In a media interaction on Wednesday, Kristin Smith, CEO of Blockchain Association, a prominent U.S. crypto industry nonprofit, said that the United States Congress needs to take control of crypto legislation and make the process more “open.”
The CEO hinted towards having a more inclusive process, where the entire marketplace is considered “comprehensively.” She also commented that the industry needs the U.S. lawmakers to lead crypto legislation despite their intervention going to make the process “very slow,” and with the regulators “stepping in” the interim.
According to Smith, despite the regulator’s speedily progressing on legislation, the proceedings are happening “behind closed doors.” She believes it is important to include the industry in the process and make it more of an “open process” along with the involvement of Congress.

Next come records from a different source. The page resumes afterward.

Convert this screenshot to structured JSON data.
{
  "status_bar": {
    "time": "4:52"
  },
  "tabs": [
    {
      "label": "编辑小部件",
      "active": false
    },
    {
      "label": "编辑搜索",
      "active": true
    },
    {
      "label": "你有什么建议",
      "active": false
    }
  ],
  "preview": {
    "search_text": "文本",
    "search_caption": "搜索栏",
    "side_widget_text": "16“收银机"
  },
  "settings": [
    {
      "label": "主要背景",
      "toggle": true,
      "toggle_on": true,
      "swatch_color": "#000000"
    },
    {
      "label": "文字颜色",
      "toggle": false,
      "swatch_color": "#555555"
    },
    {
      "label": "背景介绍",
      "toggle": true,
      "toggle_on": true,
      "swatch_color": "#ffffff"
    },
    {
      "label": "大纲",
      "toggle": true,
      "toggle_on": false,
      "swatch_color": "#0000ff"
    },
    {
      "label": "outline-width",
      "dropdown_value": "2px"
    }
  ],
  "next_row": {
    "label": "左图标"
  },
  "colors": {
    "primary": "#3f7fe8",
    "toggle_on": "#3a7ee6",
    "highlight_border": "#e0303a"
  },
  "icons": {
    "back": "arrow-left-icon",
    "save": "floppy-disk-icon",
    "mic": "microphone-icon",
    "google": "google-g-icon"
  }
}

Further, Smith opines that the issue with the regulators leading the legislative process with enforcement actions and settlements relates to “very specific facts and circumstances.” However, she also explains that it must be a difficult position for the lawmakers at the moment as well, considering that many who “were close” to Sam Bankman-Fried, the former CEO of collapsed crypto exchange FTX feel “burned” and “betrayed.”
In the conversation, Smith also revealed her hopes for the sector’s regulation, pointing out that the lawmakers have been looking at it “since 2019” and the “work has been done.” Interestingly, Smith said that the regulations “came close” to happening last year but were deterred by the collapse of FTX.

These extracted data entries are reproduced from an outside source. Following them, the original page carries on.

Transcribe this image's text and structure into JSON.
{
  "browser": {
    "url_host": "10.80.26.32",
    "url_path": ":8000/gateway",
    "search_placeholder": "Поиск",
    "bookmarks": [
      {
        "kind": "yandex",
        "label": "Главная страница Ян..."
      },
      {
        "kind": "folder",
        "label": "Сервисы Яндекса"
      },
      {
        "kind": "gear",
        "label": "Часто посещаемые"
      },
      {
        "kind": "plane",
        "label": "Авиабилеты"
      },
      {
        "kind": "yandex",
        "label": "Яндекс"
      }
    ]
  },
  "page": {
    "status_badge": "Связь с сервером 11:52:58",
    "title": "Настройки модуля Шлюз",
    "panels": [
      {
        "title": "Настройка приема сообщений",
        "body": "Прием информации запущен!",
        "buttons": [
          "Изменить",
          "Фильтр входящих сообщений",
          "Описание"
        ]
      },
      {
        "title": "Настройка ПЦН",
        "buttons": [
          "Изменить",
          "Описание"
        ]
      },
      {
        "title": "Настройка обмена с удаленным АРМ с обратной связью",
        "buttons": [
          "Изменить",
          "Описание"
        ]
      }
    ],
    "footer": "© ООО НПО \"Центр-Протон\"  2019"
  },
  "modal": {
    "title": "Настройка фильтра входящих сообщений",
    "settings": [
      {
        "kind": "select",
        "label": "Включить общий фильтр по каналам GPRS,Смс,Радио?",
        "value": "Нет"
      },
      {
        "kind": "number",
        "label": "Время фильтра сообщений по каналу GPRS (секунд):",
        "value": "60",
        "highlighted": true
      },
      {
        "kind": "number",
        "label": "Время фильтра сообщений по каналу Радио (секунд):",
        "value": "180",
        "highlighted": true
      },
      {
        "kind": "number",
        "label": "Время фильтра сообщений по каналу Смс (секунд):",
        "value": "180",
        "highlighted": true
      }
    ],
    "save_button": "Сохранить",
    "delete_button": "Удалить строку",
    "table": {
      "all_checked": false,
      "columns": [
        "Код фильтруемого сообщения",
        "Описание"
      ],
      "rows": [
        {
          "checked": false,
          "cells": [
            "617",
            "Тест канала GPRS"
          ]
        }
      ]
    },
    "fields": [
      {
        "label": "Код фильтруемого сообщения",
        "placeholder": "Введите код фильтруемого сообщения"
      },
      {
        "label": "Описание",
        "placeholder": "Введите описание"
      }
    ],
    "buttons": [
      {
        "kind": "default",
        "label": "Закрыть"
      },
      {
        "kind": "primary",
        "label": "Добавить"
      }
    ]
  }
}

However, Smith acknowledged the risks in the crypto sector and said they differ from traditional financial services. Hence, regulators must spend ample time looking at market regulation and “tailor to those risks” accordingly.
The CEO classified that stablecoin and “market side” regulation should be prioritized over legislating crypto-related criminal activity. As per Smith, public ledgers make it “much more transparent” than what could be observed in the traditional financial system.
In recent times, the executives of Blockchain Association have made frequent comments regarding the regulations in the U.S. Given the regulatory feud between SEC and the Commodity Futures Trading Commission (CFTC), Jake Chervinsky, chief policy officer at the Blockchain Association said that irrespective of the actions that these regulators’ execute, they are “bound by legal reality,” and that “neither” has the authority to “comprehensively regulate crypto.”
The authorities in the U.S. have been speedily working on establishing Crypto regulation. In January, the White House Office of Science and Technology Policy (OSTP) published a blog inviting public feedback that would be utilized for developing a cryptocurrency policy. The blog post also noted that the opinion has to be submitted by March 23 and should focus on cryptocurrencies in general, along with a substantial focus on related elements like blockchain, distributed ledgers, decentralized finance (DeFi), and smart contracts.